To get out this quagmire, Babalola, canvassed for national restructuring, which would end “the brand of federalism practiced across post-colonial Africa that has stifled innovation and has made it difficult for states, private sector and even universities to attain the required level of financial and structural autonomy needed to drive sustainability”.

Worried by the quality of leadership in the post-colonial African states, he quipped: “Africa needs a new crop of leaders who are prepared to provide a vision for true federalism. We need leaders who will not sink back to pre-mordial ethnic attachments nor be moored or covert bigotry.

“We need leaders who will invest their personal fortunes to develop their country. We need leaders who are prepared to make sacrifices and make personal contributions to higher education which cannot be met by government alone as I did in UNILAG.

“We need more Nigerians particularly the rich ones to invest in education by establishing not-for-profit first class institutions of learning similar to ABUAD.”

He concluded by canvassing for national restructuring and constitutional reform to correct the arbitrariness that occasioned the 1884 Berlin Conference where incompatible people were amalgamated as nations and the frail and structurally defective federal structures put in place by the colonial leadership. Perhaps the 1884 Berlin Conference and the resultant lopsided partitioning of Africa viz-a-viz the amalgamation of incongruous people as nations must have inspired Walter Rodney in writing his enthralling masterpiece titled: “How Europe underdeveloped Africa”.

In Babalola’s view, “our current claims to being a federation is not only comical and deceitful, it indeed requires urgent surgical operation. Restructuring is not a call for disunity or conflict; it is a well-informed call for a speedy return to the confederation principles contained in the Independence Constitution which our Regional Leaders negotiated with the British between 1957 and 1959”.

He equally canvassed for a National Education Fund (NEF) and the commitment of a minimum of 25 per cent of the national budget to education in order to be able to rapidly catch up with the rest of the world in terms of quality education.

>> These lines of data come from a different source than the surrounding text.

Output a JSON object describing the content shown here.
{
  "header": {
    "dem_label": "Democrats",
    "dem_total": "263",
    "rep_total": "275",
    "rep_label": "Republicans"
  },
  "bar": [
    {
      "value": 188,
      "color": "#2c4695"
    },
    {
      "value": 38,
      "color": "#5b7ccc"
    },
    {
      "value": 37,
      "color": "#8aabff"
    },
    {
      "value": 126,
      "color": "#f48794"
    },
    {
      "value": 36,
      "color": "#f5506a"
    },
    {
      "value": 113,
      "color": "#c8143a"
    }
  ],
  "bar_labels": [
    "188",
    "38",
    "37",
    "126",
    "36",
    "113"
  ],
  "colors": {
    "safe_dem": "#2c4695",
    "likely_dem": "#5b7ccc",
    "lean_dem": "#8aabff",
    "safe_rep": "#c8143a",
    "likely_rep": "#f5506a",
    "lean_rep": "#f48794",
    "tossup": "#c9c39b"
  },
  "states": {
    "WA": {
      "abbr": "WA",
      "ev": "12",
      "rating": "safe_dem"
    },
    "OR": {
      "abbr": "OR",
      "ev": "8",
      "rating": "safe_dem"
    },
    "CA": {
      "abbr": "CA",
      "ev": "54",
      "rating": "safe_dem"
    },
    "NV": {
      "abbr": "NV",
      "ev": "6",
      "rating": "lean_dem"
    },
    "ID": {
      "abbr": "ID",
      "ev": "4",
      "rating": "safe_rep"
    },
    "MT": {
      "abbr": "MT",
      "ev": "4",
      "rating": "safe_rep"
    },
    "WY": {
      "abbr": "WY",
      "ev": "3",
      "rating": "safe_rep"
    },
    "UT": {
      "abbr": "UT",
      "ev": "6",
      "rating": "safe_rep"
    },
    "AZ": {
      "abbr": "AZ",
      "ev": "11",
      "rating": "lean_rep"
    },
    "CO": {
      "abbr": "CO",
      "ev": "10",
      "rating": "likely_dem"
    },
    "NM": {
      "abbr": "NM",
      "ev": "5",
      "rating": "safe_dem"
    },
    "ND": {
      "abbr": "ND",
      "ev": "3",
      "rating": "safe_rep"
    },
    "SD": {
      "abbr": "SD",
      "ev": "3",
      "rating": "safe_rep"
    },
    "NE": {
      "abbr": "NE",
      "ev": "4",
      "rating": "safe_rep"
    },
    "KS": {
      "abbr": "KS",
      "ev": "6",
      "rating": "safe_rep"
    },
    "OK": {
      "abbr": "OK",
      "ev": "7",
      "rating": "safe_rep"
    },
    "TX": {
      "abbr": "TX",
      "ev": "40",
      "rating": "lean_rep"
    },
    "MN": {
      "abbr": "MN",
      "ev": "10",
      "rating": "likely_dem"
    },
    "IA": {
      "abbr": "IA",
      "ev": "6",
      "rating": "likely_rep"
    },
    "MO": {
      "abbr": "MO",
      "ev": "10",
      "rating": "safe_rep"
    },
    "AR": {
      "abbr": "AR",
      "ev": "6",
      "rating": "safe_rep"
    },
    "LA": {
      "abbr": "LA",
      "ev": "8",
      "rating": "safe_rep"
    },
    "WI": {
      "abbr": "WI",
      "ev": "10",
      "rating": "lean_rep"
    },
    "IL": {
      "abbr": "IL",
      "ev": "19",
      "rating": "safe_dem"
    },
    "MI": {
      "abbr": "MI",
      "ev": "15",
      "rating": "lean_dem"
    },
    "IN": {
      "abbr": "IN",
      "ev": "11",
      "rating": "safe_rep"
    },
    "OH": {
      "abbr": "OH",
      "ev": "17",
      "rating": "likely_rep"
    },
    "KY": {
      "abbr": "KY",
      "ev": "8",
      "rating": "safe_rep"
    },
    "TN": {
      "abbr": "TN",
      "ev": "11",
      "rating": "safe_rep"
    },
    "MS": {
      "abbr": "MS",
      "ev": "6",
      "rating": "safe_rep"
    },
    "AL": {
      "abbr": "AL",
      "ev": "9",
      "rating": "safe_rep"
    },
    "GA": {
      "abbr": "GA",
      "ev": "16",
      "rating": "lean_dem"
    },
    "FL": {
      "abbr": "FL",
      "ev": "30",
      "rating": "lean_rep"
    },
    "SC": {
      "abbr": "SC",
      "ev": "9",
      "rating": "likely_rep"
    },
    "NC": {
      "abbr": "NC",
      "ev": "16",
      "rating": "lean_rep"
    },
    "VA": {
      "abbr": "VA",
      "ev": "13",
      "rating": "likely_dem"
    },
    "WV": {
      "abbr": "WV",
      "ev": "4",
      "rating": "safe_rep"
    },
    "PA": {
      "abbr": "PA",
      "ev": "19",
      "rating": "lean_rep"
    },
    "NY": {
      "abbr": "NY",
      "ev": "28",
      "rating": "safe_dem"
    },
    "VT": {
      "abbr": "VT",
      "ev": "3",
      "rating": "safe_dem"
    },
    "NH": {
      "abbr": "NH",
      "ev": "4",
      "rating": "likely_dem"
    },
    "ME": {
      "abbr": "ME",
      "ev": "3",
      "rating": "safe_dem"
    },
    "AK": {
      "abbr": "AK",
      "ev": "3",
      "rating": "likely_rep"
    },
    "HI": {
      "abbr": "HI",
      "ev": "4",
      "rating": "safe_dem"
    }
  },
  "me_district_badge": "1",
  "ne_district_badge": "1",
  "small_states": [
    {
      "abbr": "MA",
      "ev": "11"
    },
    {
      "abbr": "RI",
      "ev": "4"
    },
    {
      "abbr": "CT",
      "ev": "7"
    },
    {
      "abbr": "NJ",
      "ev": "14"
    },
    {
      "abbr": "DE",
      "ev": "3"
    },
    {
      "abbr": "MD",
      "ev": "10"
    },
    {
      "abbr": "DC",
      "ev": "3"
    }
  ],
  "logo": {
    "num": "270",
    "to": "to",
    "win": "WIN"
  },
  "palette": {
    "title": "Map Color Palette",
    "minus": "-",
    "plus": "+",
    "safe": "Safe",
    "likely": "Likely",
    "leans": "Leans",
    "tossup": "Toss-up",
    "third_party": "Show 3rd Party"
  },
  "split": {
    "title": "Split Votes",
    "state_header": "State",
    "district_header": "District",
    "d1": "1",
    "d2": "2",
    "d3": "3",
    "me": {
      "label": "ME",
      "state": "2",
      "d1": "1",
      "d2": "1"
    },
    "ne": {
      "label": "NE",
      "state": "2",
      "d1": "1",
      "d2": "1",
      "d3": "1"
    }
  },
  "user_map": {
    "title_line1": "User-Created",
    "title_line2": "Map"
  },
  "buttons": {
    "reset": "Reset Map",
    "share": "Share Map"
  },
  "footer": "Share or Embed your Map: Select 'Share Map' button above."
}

He wondered why ABUAD, like all other private universities, has been excluded from accessing the multi-billion TETfund University Research Funds. TETfund is made up of five per cent levy on public and private companies to support education. Worse still, government also collects custom duties on education and hospital equipment freely donated by foreign philanthropists.

Besides, Babalola admonished African leaders to promptly address the peculiar African factor of geometric rise in population through reckless procreation which impacts negatively on the yearly revenue of government with regard to government expenditure on other sectors.

Recalling the story of a 93-year-old Bello Abubakar in Nigeria who had 97 wives and 185 children, Babalola added: “It is unfortunate that while other countries are curtailing population growth, Africans revel in producing children without caution. When China woke up to the reality of population explosion starring it in the face, it pegged the number of children in a family to one. On the contrary, we continue to revel in the unwholesome habit of giving birth to a multitude of children.”

He therefore called on the governments of African states to make it abundantly clear that there is a limit to the amount of money they can provide for education in the midst of competing areas of needs.

They should equally stop deceiving the populace that if elected, they will provide free education. This, in his view, is how Nigeria came about establishing several state universities which are nothing but glorified secondary schools.